Previously, we reported the usefulness of recombinant antigens for the serological differentiation between alveolar and cystic echinococcosis (11). In that study we showed that 17.6% of sera from patients with NCC cross-reacted with the recombinant echinococcal antigen EM10 (11). The 27 serum samples from the patients with cysticercosis used in the present investigation were evaluated for cross-reactions with the recombinant antigens EM10 and EG55 from the larval stage of the tapeworms E. multilocularis and E. granulosus. Only 1 of the 27 cysticercosis sera of the present study (3.7%) reacted with antigen EM10 from E. multilocularis causing alveolar echinococcosis. In accordance with the previous study, none of the tested sera reacted with antigen EG55 from E. granulosus causing cystic echinococcosis (data not shown). NCC and alveolar echinococcosis can usually be easily distinguished by clinical criteria. In the past, extensive serologic cross-reactions were reported with sera from patients with cystic echinococcosis and cysticercosis (27). Thus, the recombinant antigens NC-3 and EG55 may provide means for the serological differentiation between cysticercosis and cystic echinococcosis.
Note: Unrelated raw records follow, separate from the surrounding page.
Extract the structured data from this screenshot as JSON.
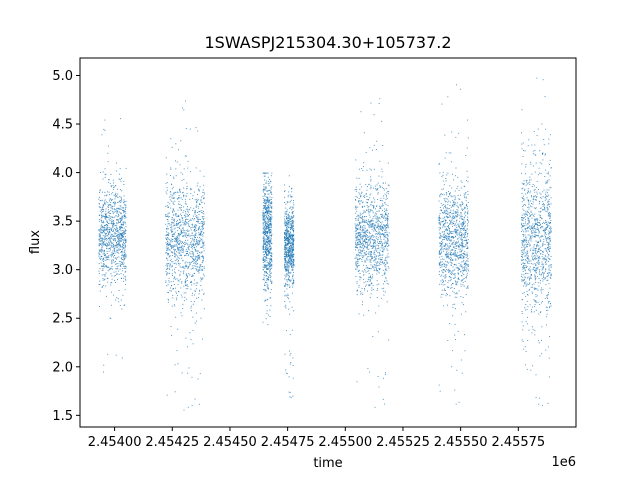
{
  "chart_data": {
    "type": "scatter",
    "title": "1SWASPJ215304.30+105737.2",
    "xlabel": "time",
    "ylabel": "flux",
    "x_offset_label": "1e6",
    "xlim": [
      2.45385,
      2.456
    ],
    "ylim": [
      1.38,
      5.18
    ],
    "x_ticks": [
      2.454,
      2.45425,
      2.4545,
      2.45475,
      2.455,
      2.45525,
      2.4555,
      2.45575
    ],
    "x_tick_labels": [
      "2.45400",
      "2.45425",
      "2.45450",
      "2.45475",
      "2.45500",
      "2.45525",
      "2.45550",
      "2.45575"
    ],
    "y_ticks": [
      1.5,
      2.0,
      2.5,
      3.0,
      3.5,
      4.0,
      4.5,
      5.0
    ],
    "y_tick_labels": [
      "1.5",
      "2.0",
      "2.5",
      "3.0",
      "3.5",
      "4.0",
      "4.5",
      "5.0"
    ],
    "grid": false,
    "point_color": "#1f77b4",
    "series": [
      {
        "values": [
          {
            "x_range": [
              2.453929,
              2.454048
            ],
            "y_core": [
              2.85,
              3.85
            ],
            "y_range": [
              1.85,
              4.63
            ]
          },
          {
            "x_range": [
              2.454219,
              2.454388
            ],
            "y_core": [
              2.7,
              3.9
            ],
            "y_range": [
              1.55,
              4.75
            ]
          },
          {
            "x_range": [
              2.454641,
              2.45468
            ],
            "y_core": [
              2.8,
              3.9
            ],
            "y_range": [
              2.35,
              4.0
            ]
          },
          {
            "x_range": [
              2.454734,
              2.454775
            ],
            "y_core": [
              2.8,
              3.7
            ],
            "y_range": [
              1.65,
              4.0
            ]
          },
          {
            "x_range": [
              2.45504,
              2.455188
            ],
            "y_core": [
              2.8,
              3.9
            ],
            "y_range": [
              1.55,
              4.82
            ]
          },
          {
            "x_range": [
              2.455404,
              2.455532
            ],
            "y_core": [
              2.75,
              3.85
            ],
            "y_range": [
              1.58,
              5.0
            ]
          },
          {
            "x_range": [
              2.455761,
              2.455891
            ],
            "y_core": [
              2.5,
              4.1
            ],
            "y_range": [
              1.55,
              5.02
            ]
          }
        ]
      }
    ]
  }
}
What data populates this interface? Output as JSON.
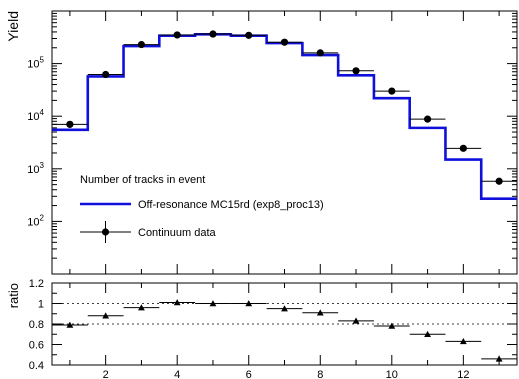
{
  "chart_data": [
    {
      "type": "line",
      "title": "",
      "ylabel": "Yield",
      "xlabel": "",
      "yscale": "log",
      "xlim": [
        0.5,
        13.5
      ],
      "ylim": [
        10,
        1000000
      ],
      "x_ticks": [
        2,
        4,
        6,
        8,
        10,
        12
      ],
      "y_ticks": [
        {
          "value": 100,
          "base": "10",
          "exp": "2"
        },
        {
          "value": 1000,
          "base": "10",
          "exp": "3"
        },
        {
          "value": 10000,
          "base": "10",
          "exp": "4"
        },
        {
          "value": 100000,
          "base": "10",
          "exp": "5"
        }
      ],
      "legend": {
        "title": "Number of tracks in event",
        "placement": "lower-left",
        "entries": [
          {
            "key": "mc",
            "label": "Off-resonance MC15rd (exp8_proc13)",
            "style": "step-line",
            "color": "#1010dd"
          },
          {
            "key": "data",
            "label": "Continuum data",
            "style": "marker-errorbar",
            "color": "#000000"
          }
        ]
      },
      "x": [
        1,
        2,
        3,
        4,
        5,
        6,
        7,
        8,
        9,
        10,
        11,
        12,
        13
      ],
      "series": [
        {
          "key": "mc",
          "values": [
            5500,
            57000,
            215000,
            340000,
            360000,
            340000,
            245000,
            145000,
            60000,
            22000,
            6000,
            1500,
            270
          ],
          "color": "#1010dd"
        },
        {
          "key": "data",
          "values": [
            7000,
            62000,
            230000,
            350000,
            365000,
            345000,
            255000,
            160000,
            73000,
            30000,
            8800,
            2450,
            580
          ],
          "color": "#000000"
        }
      ]
    },
    {
      "type": "scatter",
      "ylabel": "ratio",
      "xlabel": "",
      "xlim": [
        0.5,
        13.5
      ],
      "ylim": [
        0.4,
        1.2
      ],
      "x_ticks": [
        2,
        4,
        6,
        8,
        10,
        12
      ],
      "y_ticks": [
        "0.4",
        "0.6",
        "0.8",
        "1",
        "1.2"
      ],
      "reference_lines": [
        0.8,
        1.0
      ],
      "marker": "triangle",
      "x": [
        1,
        2,
        3,
        4,
        5,
        6,
        7,
        8,
        9,
        10,
        11,
        12,
        13
      ],
      "values": [
        0.79,
        0.88,
        0.96,
        1.01,
        1.0,
        1.0,
        0.95,
        0.91,
        0.83,
        0.78,
        0.7,
        0.63,
        0.46
      ],
      "errors": [
        0.02,
        0.02,
        0.015,
        0.01,
        0.01,
        0.01,
        0.012,
        0.015,
        0.015,
        0.02,
        0.02,
        0.025,
        0.03
      ]
    }
  ]
}
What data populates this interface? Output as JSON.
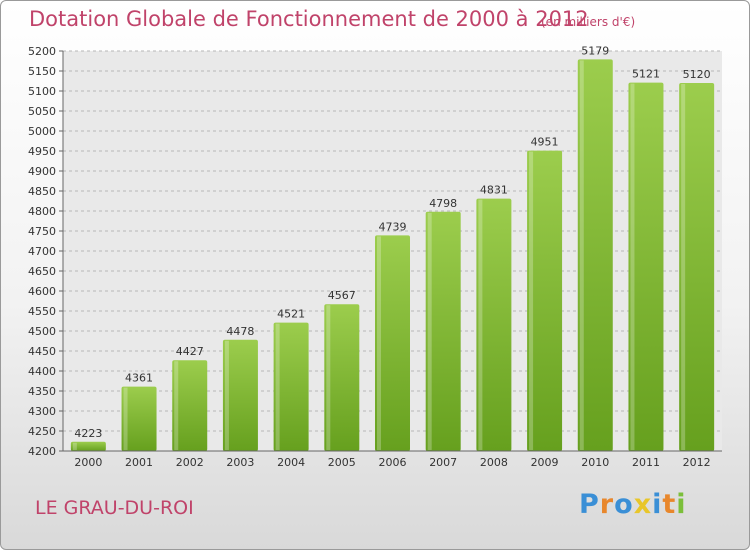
{
  "header": {
    "title": "Dotation Globale de Fonctionnement de 2000 à 2012",
    "unit": "(en milliers d'€)"
  },
  "footer": {
    "commune": "LE GRAU-DU-ROI",
    "logo_text": "Proxiti",
    "logo_letter_colors": [
      "#3a8fd6",
      "#e8872c",
      "#3a8fd6",
      "#e8c62a",
      "#3a8fd6",
      "#e8872c",
      "#7bbf3a"
    ]
  },
  "colors": {
    "title": "#c0436a",
    "bar_light": "#9ccd4d",
    "bar_dark": "#66a01e",
    "grid": "#b8b8b8",
    "plot_bg": "#e9e9e9"
  },
  "chart_data": {
    "type": "bar",
    "categories": [
      "2000",
      "2001",
      "2002",
      "2003",
      "2004",
      "2005",
      "2006",
      "2007",
      "2008",
      "2009",
      "2010",
      "2011",
      "2012"
    ],
    "values": [
      4223,
      4361,
      4427,
      4478,
      4521,
      4567,
      4739,
      4798,
      4831,
      4951,
      5179,
      5121,
      5120
    ],
    "title": "Dotation Globale de Fonctionnement de 2000 à 2012",
    "ylim": [
      4200,
      5200
    ],
    "ytick_step": 50,
    "grid": true
  }
}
Human cysticercosis is a pleomorphic disease, and diagnosis remains a challenge. Simple and reliable serological methods are required in order to permit diagnosis and to gain information about the prevalence of this disease. It was shown previously that ELISAs with crude, unfractionated antigens are of limited value for serodiagnosis (23). Currently, EITB appears to be the most reliable method for detecting anticysticercal antibodies in serum (16, 29, 33). However, a common problem faced by manufacturers of immunodiagnostic kits is the difficulty in obtaining T. solium cysticerci that provide sufficient antigen of constant quality. The application of recombinant DNA methods may alleviate problems with quality control and supply of antigens derived directly from parasites. By using the recombinant antigen NC-3 from T. solium cysticerci in an ELISA for the serodiagnosis of cysticercosis, a high sensitivity almost comparable to the sensitivity of the EITB as the gold standard was achieved. Production of antibodies against cysticerci localized within the CNS may be restricted to within the blood-brain barrier (18, 24). Thus, we are currently evaluating whether we can further improve the accuracy of the NC-3 ELISA in the detection of NCC through cerebrospinal fluid analysis.
ACKNOWLEDGMENT
This work was supported by grant Fr689/9-2 from Deutsche Forschungsgemeinschaft (M.F.).